Apparently Senator Obama's fall in the polls has led him to abandon his pledge to change our politics and bring people together.
The Obama Campaign replied with a memo assailing Clinton as a "quasi-incumbent" and criticizing her "changing positions" on torture, Iraq, social security and diplomacy. It also tried to significantly raise expectations for Clinton's campaign:
[...] Senator Clinton and her campaign have abandoned the politics of "let's have a conversation," in favor of purely tactical posturing... In the one state where the race is engaged, Iowa, the last four public polls show a race within the margin of error between Obama and Clinton, with Edwards in third. This is not because it's the one state in the union immune to Senator Clinton's appeal. It is because the voters are paying close attention, they know the most about Barack Obama and are responding to his message... Senator Clinton in all these states is the quasi-incumbent. In Iowa, where the race is most developed, over 70% of the electorate is not choosing her, producing a dangerously low ceiling.
And let's be clear: Hillary Clinton must win every contest. They forcefulness with which they embrace the aura of inevitability will make it shatter if she does not win in every single state. Inevitability does not come with state exceptions.

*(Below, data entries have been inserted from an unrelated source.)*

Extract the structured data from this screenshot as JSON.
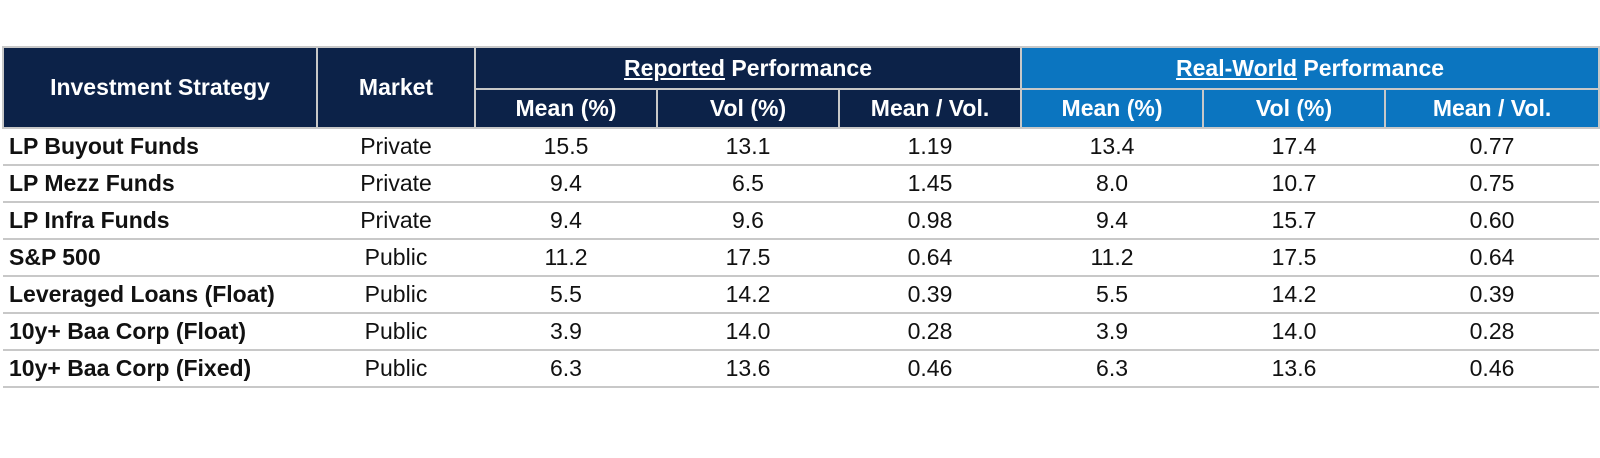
{
  "chart_data": {
    "type": "table",
    "headers": {
      "strategy": "Investment Strategy",
      "market": "Market",
      "reported_group_em": "Reported",
      "reported_group_rest": " Performance",
      "realworld_group_em": "Real-World",
      "realworld_group_rest": " Performance",
      "sub": [
        "Mean (%)",
        "Vol (%)",
        "Mean / Vol.",
        "Mean (%)",
        "Vol (%)",
        "Mean / Vol."
      ]
    },
    "rows": [
      {
        "strategy": "LP Buyout Funds",
        "market": "Private",
        "values": [
          "15.5",
          "13.1",
          "1.19",
          "13.4",
          "17.4",
          "0.77"
        ]
      },
      {
        "strategy": "LP Mezz Funds",
        "market": "Private",
        "values": [
          "9.4",
          "6.5",
          "1.45",
          "8.0",
          "10.7",
          "0.75"
        ]
      },
      {
        "strategy": "LP Infra Funds",
        "market": "Private",
        "values": [
          "9.4",
          "9.6",
          "0.98",
          "9.4",
          "15.7",
          "0.60"
        ]
      },
      {
        "strategy": "S&P 500",
        "market": "Public",
        "values": [
          "11.2",
          "17.5",
          "0.64",
          "11.2",
          "17.5",
          "0.64"
        ]
      },
      {
        "strategy": "Leveraged Loans (Float)",
        "market": "Public",
        "values": [
          "5.5",
          "14.2",
          "0.39",
          "5.5",
          "14.2",
          "0.39"
        ]
      },
      {
        "strategy": "10y+ Baa Corp (Float)",
        "market": "Public",
        "values": [
          "3.9",
          "14.0",
          "0.28",
          "3.9",
          "14.0",
          "0.28"
        ]
      },
      {
        "strategy": "10y+ Baa Corp (Fixed)",
        "market": "Public",
        "values": [
          "6.3",
          "13.6",
          "0.46",
          "6.3",
          "13.6",
          "0.46"
        ]
      }
    ]
  },
  "colors": {
    "reported_header": "#0c2248",
    "realworld_header": "#0b75c0",
    "rule": "#c8c8c8"
  }
}
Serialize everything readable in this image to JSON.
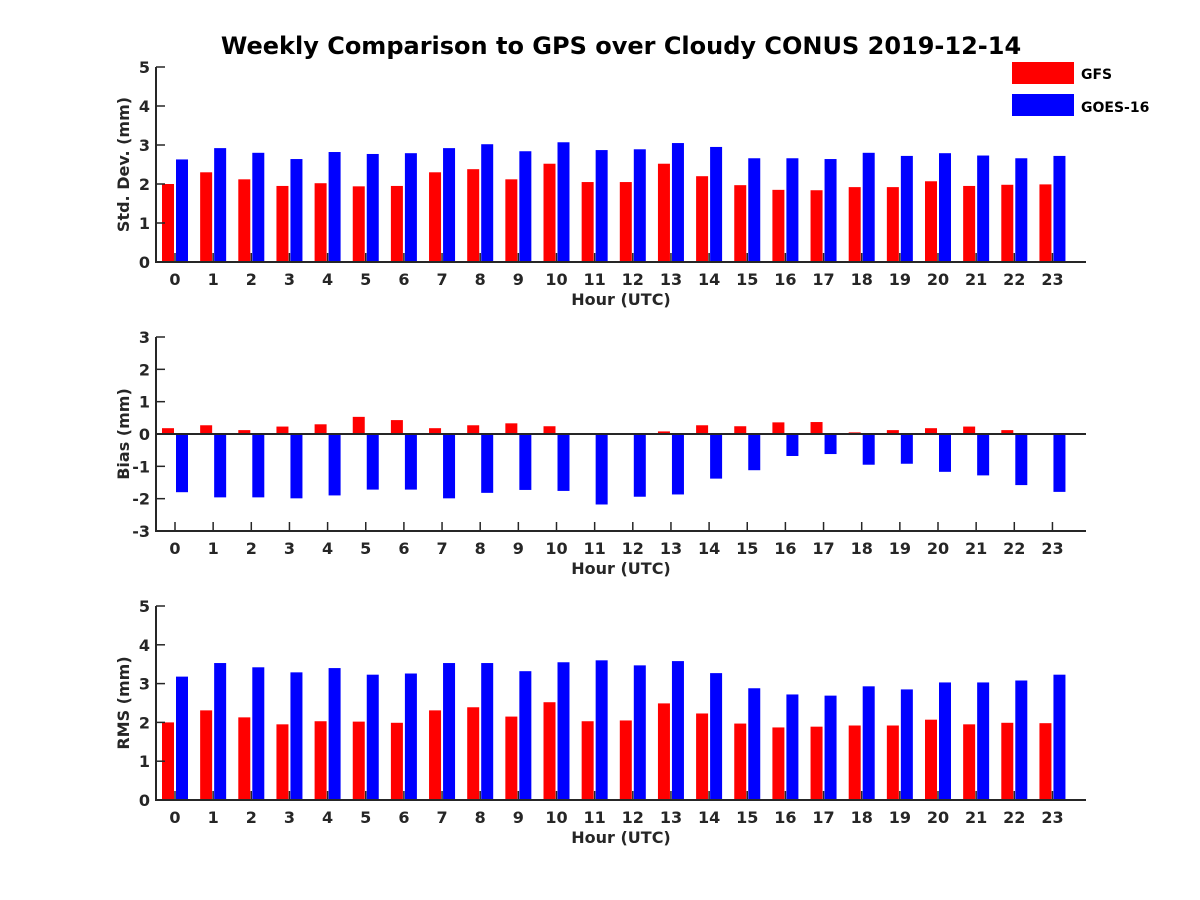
{
  "title": "Weekly Comparison to GPS over Cloudy CONUS 2019-12-14",
  "legend": [
    {
      "label": "GFS",
      "color": "#ff0000"
    },
    {
      "label": "GOES-16",
      "color": "#0000ff"
    }
  ],
  "chart_data": [
    {
      "type": "bar",
      "xlabel": "Hour (UTC)",
      "ylabel": "Std. Dev. (mm)",
      "ylim": [
        0,
        5
      ],
      "yticks": [
        0,
        1,
        2,
        3,
        4,
        5
      ],
      "categories": [
        "0",
        "1",
        "2",
        "3",
        "4",
        "5",
        "6",
        "7",
        "8",
        "9",
        "10",
        "11",
        "12",
        "13",
        "14",
        "15",
        "16",
        "17",
        "18",
        "19",
        "20",
        "21",
        "22",
        "23"
      ],
      "series": [
        {
          "name": "GFS",
          "color": "#ff0000",
          "values": [
            2.0,
            2.3,
            2.12,
            1.95,
            2.02,
            1.94,
            1.95,
            2.3,
            2.38,
            2.12,
            2.52,
            2.05,
            2.05,
            2.52,
            2.2,
            1.97,
            1.85,
            1.84,
            1.92,
            1.92,
            2.07,
            1.95,
            1.98,
            1.99
          ]
        },
        {
          "name": "GOES-16",
          "color": "#0000ff",
          "values": [
            2.63,
            2.92,
            2.8,
            2.64,
            2.82,
            2.77,
            2.79,
            2.92,
            3.02,
            2.84,
            3.07,
            2.87,
            2.89,
            3.05,
            2.95,
            2.66,
            2.66,
            2.64,
            2.8,
            2.72,
            2.79,
            2.73,
            2.66,
            2.72
          ]
        }
      ]
    },
    {
      "type": "bar",
      "xlabel": "Hour (UTC)",
      "ylabel": "Bias (mm)",
      "ylim": [
        -3,
        3
      ],
      "yticks": [
        -3,
        -2,
        -1,
        0,
        1,
        2,
        3
      ],
      "zero_line": true,
      "categories": [
        "0",
        "1",
        "2",
        "3",
        "4",
        "5",
        "6",
        "7",
        "8",
        "9",
        "10",
        "11",
        "12",
        "13",
        "14",
        "15",
        "16",
        "17",
        "18",
        "19",
        "20",
        "21",
        "22",
        "23"
      ],
      "series": [
        {
          "name": "GFS",
          "color": "#ff0000",
          "values": [
            0.18,
            0.27,
            0.12,
            0.23,
            0.3,
            0.53,
            0.43,
            0.18,
            0.27,
            0.33,
            0.24,
            -0.02,
            0.02,
            0.08,
            0.27,
            0.24,
            0.36,
            0.37,
            0.05,
            0.12,
            0.18,
            0.23,
            0.12,
            0.02
          ]
        },
        {
          "name": "GOES-16",
          "color": "#0000ff",
          "values": [
            -1.8,
            -1.96,
            -1.96,
            -1.99,
            -1.9,
            -1.72,
            -1.72,
            -1.99,
            -1.82,
            -1.73,
            -1.76,
            -2.18,
            -1.94,
            -1.87,
            -1.38,
            -1.12,
            -0.68,
            -0.62,
            -0.95,
            -0.92,
            -1.17,
            -1.28,
            -1.58,
            -1.79
          ]
        }
      ]
    },
    {
      "type": "bar",
      "xlabel": "Hour (UTC)",
      "ylabel": "RMS (mm)",
      "ylim": [
        0,
        5
      ],
      "yticks": [
        0,
        1,
        2,
        3,
        4,
        5
      ],
      "categories": [
        "0",
        "1",
        "2",
        "3",
        "4",
        "5",
        "6",
        "7",
        "8",
        "9",
        "10",
        "11",
        "12",
        "13",
        "14",
        "15",
        "16",
        "17",
        "18",
        "19",
        "20",
        "21",
        "22",
        "23"
      ],
      "series": [
        {
          "name": "GFS",
          "color": "#ff0000",
          "values": [
            2.0,
            2.31,
            2.13,
            1.95,
            2.03,
            2.02,
            1.99,
            2.31,
            2.39,
            2.15,
            2.52,
            2.03,
            2.05,
            2.49,
            2.23,
            1.97,
            1.87,
            1.89,
            1.92,
            1.92,
            2.07,
            1.95,
            1.99,
            1.98
          ]
        },
        {
          "name": "GOES-16",
          "color": "#0000ff",
          "values": [
            3.18,
            3.53,
            3.42,
            3.29,
            3.4,
            3.23,
            3.26,
            3.53,
            3.53,
            3.32,
            3.55,
            3.6,
            3.47,
            3.58,
            3.27,
            2.88,
            2.72,
            2.69,
            2.93,
            2.85,
            3.03,
            3.03,
            3.08,
            3.23
          ]
        }
      ]
    }
  ]
}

The strategy is to put Hillary's supposed strength on steriods. The Obama campaign is pushing reporters, (the main audience for these memos), to go beyond saying she's "inevitable" and to start saying she's unbeatable -- and thus has to "win every contest."
Team Clinton will keep pushing back by saying that all of Obama's arguments, from Iraq policy to campaign strategy, are merely driven by his position in the polls. Clinton's rivals may complain that she is poll-driven, but like any adept politician, she has already moved fast to wield that attack against others.